One great feature of the story of Europe after the Reformation is the prominence of France in British history. When Cromwell made alliance with France, he helped her to build up her strength. He did not foresee that she would become a danger to England. Yet Louis XIV was the friend of the later Stuart kings in their contest with Parliament.

And Louis was aiming all the time at the mastery of Europe -- like Spain in the sixteenth century, like Napoleon in the nineteenth, and like the militarists of Germany in the twentieth. There was war between Britain and France again and again for a hundred years after William III left Holland to become King of Great Britain (1688).

The great ambition of French rulers has always been to extend France to what she calls her "natural frontiers "the Rhine, the Pyrenees, and the Alps. She had recently gained Alsace, and she had reached the Pyrenees. The decline of Spain (since the Armada) and the weakness of Germany (since the religious wars) gave Louis XIV his chance. He aimed at reaching the Rhine through Flanders, and when the King of Spain died childless (1700), he saw a tempting prize in its vast empire.

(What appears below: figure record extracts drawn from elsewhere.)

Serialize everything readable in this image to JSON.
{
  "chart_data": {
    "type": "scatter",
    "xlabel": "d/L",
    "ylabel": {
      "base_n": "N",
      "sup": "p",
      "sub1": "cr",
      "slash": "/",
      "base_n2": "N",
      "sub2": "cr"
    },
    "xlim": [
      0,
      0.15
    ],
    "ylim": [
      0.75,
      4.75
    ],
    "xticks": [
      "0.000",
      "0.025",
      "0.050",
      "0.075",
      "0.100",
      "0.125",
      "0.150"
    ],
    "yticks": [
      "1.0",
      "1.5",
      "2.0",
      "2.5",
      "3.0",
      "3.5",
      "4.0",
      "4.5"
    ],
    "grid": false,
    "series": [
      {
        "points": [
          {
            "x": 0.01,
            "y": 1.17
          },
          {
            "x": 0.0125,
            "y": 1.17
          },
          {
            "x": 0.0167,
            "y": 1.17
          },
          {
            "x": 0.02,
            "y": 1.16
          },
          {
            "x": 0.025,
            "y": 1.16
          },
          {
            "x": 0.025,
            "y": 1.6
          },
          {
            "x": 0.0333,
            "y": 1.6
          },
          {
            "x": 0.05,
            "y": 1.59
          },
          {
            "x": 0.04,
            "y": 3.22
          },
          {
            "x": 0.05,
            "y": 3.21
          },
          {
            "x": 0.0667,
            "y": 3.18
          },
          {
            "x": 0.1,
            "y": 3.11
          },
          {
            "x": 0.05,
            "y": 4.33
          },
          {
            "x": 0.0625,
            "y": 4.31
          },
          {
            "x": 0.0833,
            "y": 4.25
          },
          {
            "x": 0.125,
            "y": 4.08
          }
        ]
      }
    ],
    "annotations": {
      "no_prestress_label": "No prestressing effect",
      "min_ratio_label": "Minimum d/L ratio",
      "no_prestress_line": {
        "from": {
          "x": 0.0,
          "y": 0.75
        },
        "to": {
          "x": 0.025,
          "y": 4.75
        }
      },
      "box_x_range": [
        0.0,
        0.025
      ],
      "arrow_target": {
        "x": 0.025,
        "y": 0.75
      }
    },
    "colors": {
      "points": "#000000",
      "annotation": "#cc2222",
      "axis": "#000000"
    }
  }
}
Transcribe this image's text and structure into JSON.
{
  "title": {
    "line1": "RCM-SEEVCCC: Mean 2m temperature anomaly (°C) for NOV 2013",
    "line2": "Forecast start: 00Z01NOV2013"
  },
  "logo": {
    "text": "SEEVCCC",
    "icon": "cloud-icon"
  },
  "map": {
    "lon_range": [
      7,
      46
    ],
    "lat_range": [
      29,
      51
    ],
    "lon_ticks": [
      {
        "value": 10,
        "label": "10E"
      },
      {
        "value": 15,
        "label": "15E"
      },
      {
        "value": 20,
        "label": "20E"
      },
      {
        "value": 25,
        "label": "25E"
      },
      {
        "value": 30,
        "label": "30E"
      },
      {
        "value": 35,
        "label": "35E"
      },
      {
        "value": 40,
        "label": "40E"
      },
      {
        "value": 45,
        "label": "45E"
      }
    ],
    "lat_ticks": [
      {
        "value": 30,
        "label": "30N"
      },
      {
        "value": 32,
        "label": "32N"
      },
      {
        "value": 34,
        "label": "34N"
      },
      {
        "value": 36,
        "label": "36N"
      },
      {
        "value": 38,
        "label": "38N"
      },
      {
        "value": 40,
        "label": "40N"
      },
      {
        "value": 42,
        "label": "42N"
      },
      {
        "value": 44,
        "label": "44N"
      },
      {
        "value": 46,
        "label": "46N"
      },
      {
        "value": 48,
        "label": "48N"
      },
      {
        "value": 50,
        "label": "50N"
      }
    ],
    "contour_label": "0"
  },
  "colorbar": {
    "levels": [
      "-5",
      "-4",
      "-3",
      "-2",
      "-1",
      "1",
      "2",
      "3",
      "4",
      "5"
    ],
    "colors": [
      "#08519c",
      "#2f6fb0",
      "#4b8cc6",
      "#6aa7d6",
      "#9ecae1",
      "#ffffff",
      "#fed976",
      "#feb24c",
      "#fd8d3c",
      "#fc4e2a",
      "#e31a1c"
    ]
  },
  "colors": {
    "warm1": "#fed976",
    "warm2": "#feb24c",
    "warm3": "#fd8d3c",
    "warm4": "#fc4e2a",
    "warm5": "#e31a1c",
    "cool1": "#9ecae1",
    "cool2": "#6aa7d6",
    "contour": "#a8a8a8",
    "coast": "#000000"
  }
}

Partly to prevent the prize from falling entirely to France, Marlborough fought and won Blenheim (1704), his greatest triumph. So Spain was not joined to France, though a Bourbon ruled it instead of a Hapsburg. France, however, kept Alsace and most of Flanders; but she could no longer lord it over Europe, and she ceased to recognize the Old Pretender as King of England.

But perhaps the mass of the subjects of the Grand Monarchs felt about all these wars much as "old Kaspar" in Southey's poem did about Blenheim:

"'Great praise the Duke of Marlbro' won,And our good Prince Eugene.'

'Why, 'twas a very wicked thing!'

Said little Wilhelmine; . . .

'But what good came of it at last?'

Quoth little Peterkin.

'Why, that I cannot tell,' said he,

'But 'twas a famous victory.'"

From Charlemagne to Napoleon no monarch received such unbounded praise as Louis XIV. But the judgment of our own times upon Louis XIV is very different from that of his own age. And if it be asked nowadays, "Who did the most towards the destruction of the ancien regime?" the correct answer is, "Louis XIV, its greatest representative."

The Versailles palace and parks alone cost France one thousand million francs {more than 40,000,000), and there were fifteen other royal palaces.

The Grand Monarch, indeed, seemed to realize the truth in his dying words (1715): "Do not imitate my love for building and for war; assuage the misery of my people."

La Fontaine has a fable which gives a glimpse of the miserable French peasant of those days. A poor woodcutter, burdened with branches, and groaning and bent under his load of fagots and years, was walking along with heavy steps, trying to reach his little smoke-stained cottage. At last, weary from very misery, as he was unable to make further effort, he laid down his burden and thought over his miserable lot.

"What pleasures have I in this life? Is there any one on the round earth so poor as I? My wife, my children, the soldiers forced on me to lodge, my taxes, my debts, the labour forced on me -- all make me a perfect picture of misery."